Eine Kleine Nachtmusik is considered to be one of Mozart’s most famous compositions. Completed August 10, 1787, while the composer was freelancing in Vienna, A Little Night Music is an upbeat serenade originally written for two violins, viola, cello, and double bass.
Consisting of just 4 movements, the piece has been dubbed a “supreme mastery in the smallest possible frame.” In reality, Mozart intended the piece to be longer, at least according to his own record keeping. The composer lists the piece with 5 movements – the first of two minuets is missing from the surviving manuscript.
You may be surprised to find that historians have little information about how this beloved work came to exist. Despite the large collection of letters, documents, and notes left by Mozart, the only mention of Eine Kleine Nachtmusik is in the composer’s personal catalogue of works.
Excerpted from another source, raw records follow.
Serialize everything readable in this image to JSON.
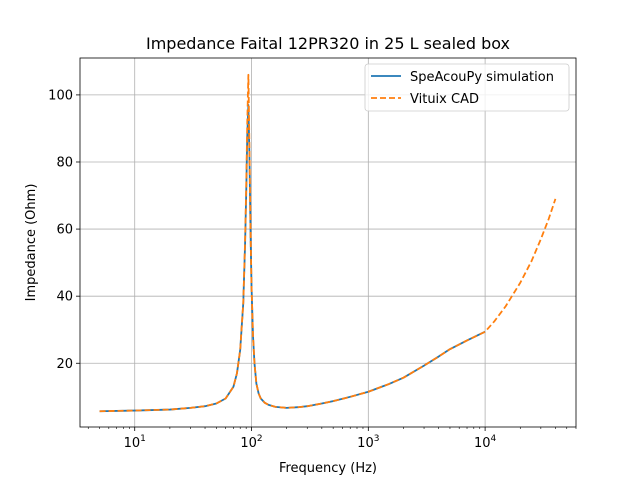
{
  "chart_data": {
    "type": "line",
    "title": "Impedance Faital 12PR320 in 25 L sealed box",
    "xlabel": "Frequency (Hz)",
    "ylabel": "Impedance (Ohm)",
    "xscale": "log",
    "xlim": [
      3.4,
      60000
    ],
    "ylim": [
      1,
      111
    ],
    "x_ticks": [
      {
        "value": 10,
        "base": "10",
        "exp": "1"
      },
      {
        "value": 100,
        "base": "10",
        "exp": "2"
      },
      {
        "value": 1000,
        "base": "10",
        "exp": "3"
      },
      {
        "value": 10000,
        "base": "10",
        "exp": "4"
      }
    ],
    "y_ticks": [
      20,
      40,
      60,
      80,
      100
    ],
    "grid": true,
    "legend_position": "top-right",
    "series": [
      {
        "name": "SpeAcouPy simulation",
        "color": "#1f77b4",
        "style": "solid",
        "x": [
          5,
          10,
          20,
          30,
          40,
          50,
          60,
          70,
          75,
          80,
          85,
          88,
          90,
          92,
          94,
          96,
          98,
          100,
          103,
          106,
          110,
          115,
          120,
          130,
          140,
          160,
          200,
          250,
          300,
          400,
          500,
          700,
          1000,
          1500,
          2000,
          3000,
          4000,
          5000,
          7000,
          10000
        ],
        "y": [
          5.7,
          5.9,
          6.2,
          6.7,
          7.2,
          8.0,
          9.5,
          13,
          17,
          24,
          38,
          55,
          70,
          88,
          97,
          82,
          60,
          43,
          28,
          20,
          14,
          11,
          9.5,
          8.2,
          7.6,
          7.0,
          6.7,
          6.9,
          7.2,
          8.0,
          8.7,
          10.0,
          11.5,
          13.8,
          15.7,
          19.3,
          22.0,
          24.2,
          26.8,
          29.4
        ]
      },
      {
        "name": "Vituix CAD",
        "color": "#ff7f0e",
        "style": "dashed",
        "x": [
          5,
          10,
          20,
          30,
          40,
          50,
          60,
          70,
          75,
          80,
          85,
          88,
          90,
          92,
          94,
          96,
          98,
          100,
          103,
          106,
          110,
          115,
          120,
          130,
          140,
          160,
          200,
          250,
          300,
          400,
          500,
          700,
          1000,
          1500,
          2000,
          3000,
          4000,
          5000,
          7000,
          10000,
          12000,
          15000,
          20000,
          25000,
          30000,
          35000,
          40000
        ],
        "y": [
          5.7,
          5.9,
          6.2,
          6.7,
          7.2,
          8.0,
          9.5,
          13,
          17,
          24,
          38,
          56,
          72,
          92,
          106,
          84,
          60,
          43,
          28,
          20,
          14,
          11,
          9.5,
          8.2,
          7.6,
          7.0,
          6.7,
          6.9,
          7.2,
          8.0,
          8.7,
          10.0,
          11.5,
          13.8,
          15.7,
          19.3,
          22.0,
          24.2,
          26.8,
          29.4,
          32.5,
          37.0,
          44.0,
          50.5,
          57.0,
          63.0,
          69.0
        ]
      }
    ]
  }
}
No commission request is listed, and the piece was published posthumously. Hence, theories abound as to why Mozart wrote the piece in the first place.
Was it spontaneous composition? Or was the work written for a special occasion? In Mozart’s time, serenades served as festive music for social gatherings and celebrations. Because this musical form was usually performed outside, serenades were often heavy on the wind instruments. Eine Kleine Nachtmusik, however, is written for all strings, which indicates an indoor event. Serenades could also be quite lucrative for composers. Since Mozart was severely in debt when he wrote this piece, money may have been a motivation.
To further add to the mystery, Eine Kleine Nachtmusik has a drastically different tone than the other works Mozart completed at that time. He was in the midst of writing his opera buffa Don Giovanni, which ends with the main character being dragged off to hell. This dark comedy seems to be a reflection of Mozart’s life in that moment. The composer was short on work, out of money, and had recently lost his father. The jubilant sounds of A Little Night Music may simply have been Mozart’s attempt to bring some light into his quickly darkening world.